Come to think of it, just as you could literally witness Massaro getting smaller in her role, Pardee seemed to grow larger in hers. The veteran actor channeled Richards, the last woman (and Democrat) to run the state of Texas, in Cherry Creek Theatre’s production of “Ann” – a play that took on greater urgency as in May when the news leaked that the Supreme Court had decided to end a woman’s constitutional right to an abortion.

Martha Harmon Pardee as Ann Richards in Cherry Creek Theatre's 'Ann.' (COURTESY BRIAN MILLER)
Martha Harmon Pardee as Ann Richards in Cherry Creek Theatre’s ‘Ann.’ (COURTESY BRIAN MILLER)
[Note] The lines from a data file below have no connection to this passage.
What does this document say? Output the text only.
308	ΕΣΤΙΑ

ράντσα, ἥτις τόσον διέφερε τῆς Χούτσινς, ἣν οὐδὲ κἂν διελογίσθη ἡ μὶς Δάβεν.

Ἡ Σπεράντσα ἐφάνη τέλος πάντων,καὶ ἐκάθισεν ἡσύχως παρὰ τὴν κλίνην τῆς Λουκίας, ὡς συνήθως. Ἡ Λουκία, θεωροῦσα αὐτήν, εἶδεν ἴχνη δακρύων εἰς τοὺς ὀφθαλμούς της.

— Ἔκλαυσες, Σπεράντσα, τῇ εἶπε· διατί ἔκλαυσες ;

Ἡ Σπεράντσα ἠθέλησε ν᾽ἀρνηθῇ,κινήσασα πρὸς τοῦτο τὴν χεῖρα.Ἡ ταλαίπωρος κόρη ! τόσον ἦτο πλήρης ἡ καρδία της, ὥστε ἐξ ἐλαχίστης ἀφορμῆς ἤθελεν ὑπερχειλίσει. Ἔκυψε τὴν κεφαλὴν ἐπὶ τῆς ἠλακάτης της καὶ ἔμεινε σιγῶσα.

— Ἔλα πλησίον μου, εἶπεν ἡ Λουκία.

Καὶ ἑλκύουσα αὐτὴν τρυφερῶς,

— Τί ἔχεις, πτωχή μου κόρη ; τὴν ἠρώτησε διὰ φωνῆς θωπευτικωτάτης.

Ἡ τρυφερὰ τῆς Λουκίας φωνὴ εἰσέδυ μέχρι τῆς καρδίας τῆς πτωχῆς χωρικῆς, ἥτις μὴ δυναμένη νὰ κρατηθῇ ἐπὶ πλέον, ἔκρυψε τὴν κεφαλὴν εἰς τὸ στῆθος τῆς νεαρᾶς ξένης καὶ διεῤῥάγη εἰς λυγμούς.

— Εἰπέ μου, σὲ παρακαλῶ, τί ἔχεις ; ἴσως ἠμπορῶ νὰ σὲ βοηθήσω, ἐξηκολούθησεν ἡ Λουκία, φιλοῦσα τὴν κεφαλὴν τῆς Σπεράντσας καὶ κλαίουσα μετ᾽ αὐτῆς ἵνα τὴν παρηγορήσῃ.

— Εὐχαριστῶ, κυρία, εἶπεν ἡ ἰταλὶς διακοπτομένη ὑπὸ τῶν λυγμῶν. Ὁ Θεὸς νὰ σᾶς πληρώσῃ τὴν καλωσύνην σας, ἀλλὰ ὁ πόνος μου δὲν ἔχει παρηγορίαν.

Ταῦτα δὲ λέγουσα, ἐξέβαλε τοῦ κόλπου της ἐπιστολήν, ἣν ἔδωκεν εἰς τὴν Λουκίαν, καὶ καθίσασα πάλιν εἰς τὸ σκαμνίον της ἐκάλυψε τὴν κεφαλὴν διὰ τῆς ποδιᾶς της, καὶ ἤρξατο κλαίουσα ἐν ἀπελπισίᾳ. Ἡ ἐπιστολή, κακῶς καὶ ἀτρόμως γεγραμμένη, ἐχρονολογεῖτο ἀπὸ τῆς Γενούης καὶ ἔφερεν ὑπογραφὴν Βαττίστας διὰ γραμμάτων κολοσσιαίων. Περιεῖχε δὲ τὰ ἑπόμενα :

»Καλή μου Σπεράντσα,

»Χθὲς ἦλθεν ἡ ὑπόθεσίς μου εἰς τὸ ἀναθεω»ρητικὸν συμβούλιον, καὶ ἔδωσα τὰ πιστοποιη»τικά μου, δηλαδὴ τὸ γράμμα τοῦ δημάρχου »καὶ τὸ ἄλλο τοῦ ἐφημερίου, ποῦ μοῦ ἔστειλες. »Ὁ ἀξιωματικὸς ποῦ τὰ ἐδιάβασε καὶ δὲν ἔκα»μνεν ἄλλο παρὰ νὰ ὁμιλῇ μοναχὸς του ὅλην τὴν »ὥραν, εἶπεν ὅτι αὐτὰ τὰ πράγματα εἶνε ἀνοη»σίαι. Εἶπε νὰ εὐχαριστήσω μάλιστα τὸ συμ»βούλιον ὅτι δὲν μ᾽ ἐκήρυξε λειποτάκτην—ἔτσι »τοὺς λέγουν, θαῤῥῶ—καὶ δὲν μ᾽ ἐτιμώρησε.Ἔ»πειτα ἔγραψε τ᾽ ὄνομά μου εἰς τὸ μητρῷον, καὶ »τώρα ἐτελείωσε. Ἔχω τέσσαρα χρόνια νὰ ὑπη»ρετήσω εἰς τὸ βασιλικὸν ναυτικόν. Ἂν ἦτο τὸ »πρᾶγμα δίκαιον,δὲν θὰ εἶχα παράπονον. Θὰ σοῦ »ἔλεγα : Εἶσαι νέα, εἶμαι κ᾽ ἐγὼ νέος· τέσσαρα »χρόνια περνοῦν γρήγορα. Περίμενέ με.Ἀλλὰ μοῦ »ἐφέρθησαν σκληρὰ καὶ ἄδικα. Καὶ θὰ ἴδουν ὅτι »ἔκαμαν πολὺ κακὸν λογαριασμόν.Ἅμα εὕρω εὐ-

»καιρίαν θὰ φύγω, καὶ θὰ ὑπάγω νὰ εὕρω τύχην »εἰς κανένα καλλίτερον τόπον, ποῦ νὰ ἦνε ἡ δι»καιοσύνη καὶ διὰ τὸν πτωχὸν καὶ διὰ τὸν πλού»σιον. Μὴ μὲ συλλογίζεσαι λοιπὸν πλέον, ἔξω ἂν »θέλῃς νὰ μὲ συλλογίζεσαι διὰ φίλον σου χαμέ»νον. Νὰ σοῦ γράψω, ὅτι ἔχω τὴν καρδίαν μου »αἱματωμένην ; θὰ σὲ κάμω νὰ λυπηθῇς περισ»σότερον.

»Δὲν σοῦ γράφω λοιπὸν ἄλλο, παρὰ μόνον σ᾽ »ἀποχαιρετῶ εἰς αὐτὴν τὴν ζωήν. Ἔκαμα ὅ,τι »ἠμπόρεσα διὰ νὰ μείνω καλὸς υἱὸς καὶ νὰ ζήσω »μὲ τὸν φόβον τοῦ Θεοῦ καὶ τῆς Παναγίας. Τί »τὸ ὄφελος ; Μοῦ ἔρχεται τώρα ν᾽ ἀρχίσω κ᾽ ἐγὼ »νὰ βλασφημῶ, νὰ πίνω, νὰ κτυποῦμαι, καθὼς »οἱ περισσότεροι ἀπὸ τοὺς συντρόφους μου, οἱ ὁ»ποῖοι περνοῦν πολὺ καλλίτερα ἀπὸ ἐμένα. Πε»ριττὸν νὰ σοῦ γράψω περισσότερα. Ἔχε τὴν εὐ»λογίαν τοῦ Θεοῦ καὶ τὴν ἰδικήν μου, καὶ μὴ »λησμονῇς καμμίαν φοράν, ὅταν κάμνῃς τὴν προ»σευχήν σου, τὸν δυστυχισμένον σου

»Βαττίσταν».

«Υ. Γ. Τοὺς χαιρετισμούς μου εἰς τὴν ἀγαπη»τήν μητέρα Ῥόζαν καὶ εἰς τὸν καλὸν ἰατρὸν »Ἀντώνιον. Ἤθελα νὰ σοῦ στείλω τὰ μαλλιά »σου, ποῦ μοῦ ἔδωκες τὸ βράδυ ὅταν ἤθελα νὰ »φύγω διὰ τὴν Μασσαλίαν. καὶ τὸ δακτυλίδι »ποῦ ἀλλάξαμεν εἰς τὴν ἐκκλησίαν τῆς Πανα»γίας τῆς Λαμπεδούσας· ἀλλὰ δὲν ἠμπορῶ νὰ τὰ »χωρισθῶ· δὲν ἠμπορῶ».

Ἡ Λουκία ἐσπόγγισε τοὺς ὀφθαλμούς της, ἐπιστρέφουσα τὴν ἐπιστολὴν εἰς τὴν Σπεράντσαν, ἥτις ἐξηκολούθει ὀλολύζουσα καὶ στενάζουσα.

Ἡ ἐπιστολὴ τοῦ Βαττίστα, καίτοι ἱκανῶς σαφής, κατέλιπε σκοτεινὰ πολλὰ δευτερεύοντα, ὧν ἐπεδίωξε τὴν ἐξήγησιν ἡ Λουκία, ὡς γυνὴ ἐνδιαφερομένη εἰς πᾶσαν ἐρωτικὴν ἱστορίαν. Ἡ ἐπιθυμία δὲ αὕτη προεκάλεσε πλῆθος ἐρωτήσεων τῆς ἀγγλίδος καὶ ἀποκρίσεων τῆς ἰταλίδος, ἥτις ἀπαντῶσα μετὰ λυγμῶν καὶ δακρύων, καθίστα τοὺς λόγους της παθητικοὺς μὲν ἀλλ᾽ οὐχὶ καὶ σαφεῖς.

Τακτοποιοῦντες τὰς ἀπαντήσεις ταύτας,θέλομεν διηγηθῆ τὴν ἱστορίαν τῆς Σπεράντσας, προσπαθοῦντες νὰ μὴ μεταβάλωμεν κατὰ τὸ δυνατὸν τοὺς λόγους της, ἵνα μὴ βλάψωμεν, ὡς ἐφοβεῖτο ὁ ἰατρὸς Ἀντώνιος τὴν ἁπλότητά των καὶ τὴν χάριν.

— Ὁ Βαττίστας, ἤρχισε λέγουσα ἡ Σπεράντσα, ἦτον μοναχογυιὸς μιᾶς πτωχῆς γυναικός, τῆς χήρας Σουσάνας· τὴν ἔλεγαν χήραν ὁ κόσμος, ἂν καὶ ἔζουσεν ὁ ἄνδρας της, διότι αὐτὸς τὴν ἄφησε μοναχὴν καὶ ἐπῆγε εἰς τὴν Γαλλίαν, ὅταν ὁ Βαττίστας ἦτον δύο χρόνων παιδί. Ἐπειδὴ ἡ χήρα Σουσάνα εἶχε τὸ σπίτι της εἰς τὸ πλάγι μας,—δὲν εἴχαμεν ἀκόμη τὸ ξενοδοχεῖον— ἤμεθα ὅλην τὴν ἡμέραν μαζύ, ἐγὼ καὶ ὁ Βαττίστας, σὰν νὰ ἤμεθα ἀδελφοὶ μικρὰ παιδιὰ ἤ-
Theatergoing at its best makes your blood pump faster when your body is at rest, and theatergoing doesn’t feel much more palpable than watching Harmon Pardee command the stage as the whip-smart, sharped-tongued Richards, who, in the course of the play (written by film and TV star Holland Taylor), delivers a blistering statement to a journalist about the importance of Roe v. Wade:

“I think it is really important, not only that we talk about a woman’s right to choose – but what about this current attitude toward children who are already on this Earth?” Harmon Pardee says as Richards. “They say, ‘There’s no money to help the children you already have, but we’re gonna force you to have some more you can’t afford.’”

Especially given that this real-life scene was set … back in 1993.

“Ann Richards was frustrated and angry about abortion rights and reproductive choice all the way back then – and here we are 30 years later going backward,” Harmon Pardee said in a later interview.

Massaro (directed by Amy Feinberg) and Harmon Pardee (directed by Susie Snodgrass) both received deserved nominations for Colorado Theatre Guild Henry Awards for their performances. (Massaro won.) But whenever these two pros make their way back to a local stage … everybody wins.

Note: The True West Awards, now in their 22nd year, began as the Denver Post Ovation Awards in 2001. Denver Gazette Senior Arts Journalist John Moore celebrates the Colorado theater community by revisiting 30 of the best stories from the past year without categories or nominations.